Tag: saying yes

  • Things To Say Yes To

    Things To Say Yes To

    volcano errupting
    Credit: Wikipedia

    I got invited to something really cool – KiwiFoo. It’s in New Zealand, and my schedule for April is hectic but when have I let little things like long flights and jetlag stop me?

    So I did what I usually do, booked a flight and told myself I would figure it out. That I could get back and give a talk to let’s not think about how many people the following day. That I could crank out a bunch of work on The Project sometime during the 40 hours of transit… each way. That I could use up 7 vacation days, to spend 5 full days and change in New Zealand. That I’d meant to go to Auckland anyway. That this might finally cause me to get around to sorting out my driver’s license.

    Pulled out my Amex.

    And then I went back and forth, alternatively looking forward to it, and panicking about all the stuff I have to do, and in the midst got approval for this big project at work for Q2.

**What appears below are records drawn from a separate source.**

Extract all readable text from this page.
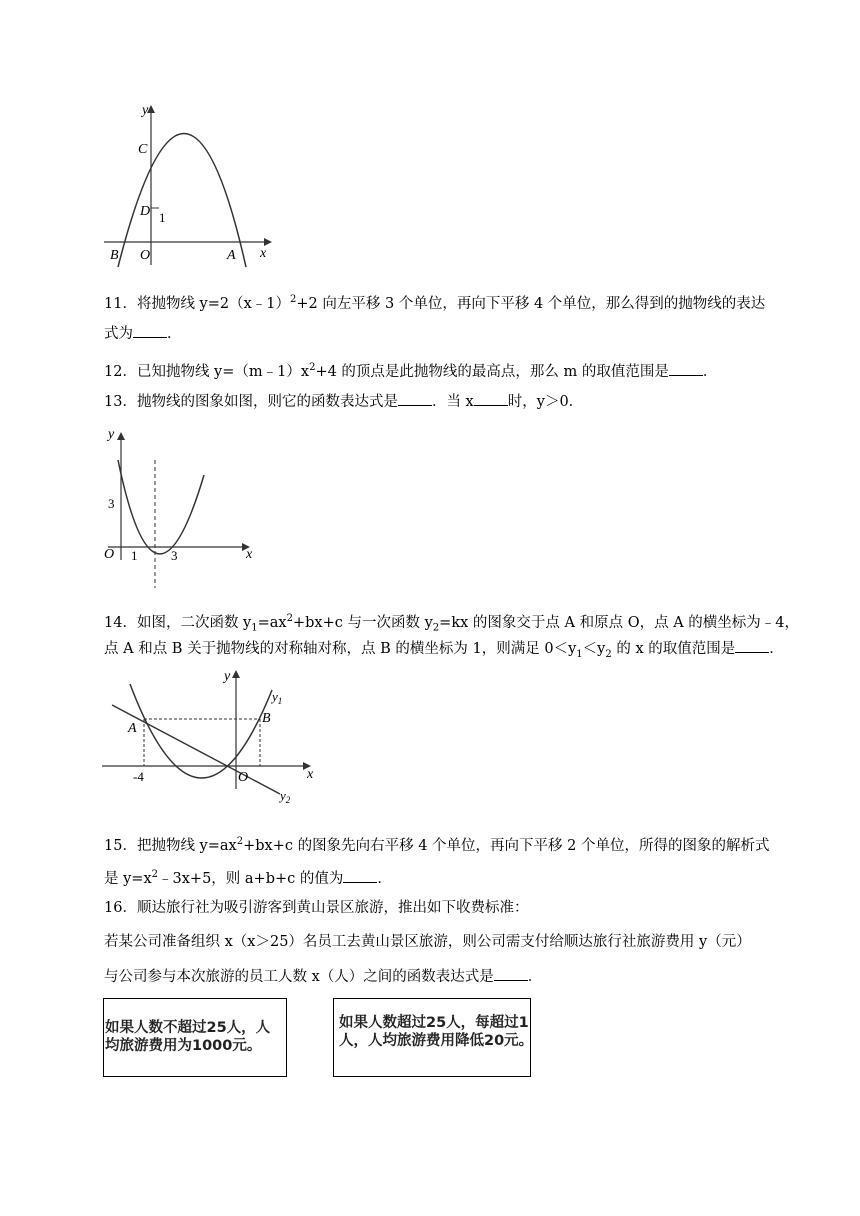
y
C
D 1
B O	A x
11．将抛物线 y=2（x﹣1）$^2$+2 向左平移 3 个单位，再向下平移 4 个单位，那么得到的抛物线的表达
式为 ．
12．已知抛物线 $y=(m﹣1)x^2+4$ 的顶点是此抛物线的最高点，那么 m 的取值范围是 ．
13．抛物线的图象如图，则它的函数表达式是 ．当 x 时，y＞0．
y
3
O 1	3	x
14．如图，二次函数 $y_1=ax^2+bx+c$ 与一次函数 $y_2=kx$ 的图象交于点 A 和原点 O，点 A 的横坐标为﹣4，
点 A 和点 B 关于抛物线的对称轴对称，点 B 的横坐标为 1，则满足 $0<y_1<y_2$ 的 x 的取值范围是 ．
y
$y_1$
A
B
-4	O	x
$y_2$
15．把抛物线 $y=ax^2+bx+c$ 的图象先向右平移 4 个单位，再向下平移 2 个单位，所得的图象的解析式
是 $y=x^2﹣3x+5$，则 a+b+c 的值为 ．
16．顺达旅行社为吸引游客到黄山景区旅游，推出如下收费标准：
若某公司准备组织 x（x＞25）名员工去黄山景区旅游，则公司需支付给顺达旅行社旅游费用 y（元）
与公司参与本次旅游的员工人数 x（人）之间的函数表达式是 ．
如果人数不超过25人，人
均旅游费用为1000元。
如果人数超过25人，每超过1
人，人均旅游费用降低20元。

    Woke up one morning, calm, decided, realising that what I’m most in need of right now is not inspiration, or connections, but just time to get sh*t done.

    Not to disparage inspiration or connections – sometimes I have totally needed that, and these experiences are always amazing. But I’m in a serious execution phase right now. And sometimes, however amazing things are be they chocolate cake, lovers, unconferences… the timing can be wrong.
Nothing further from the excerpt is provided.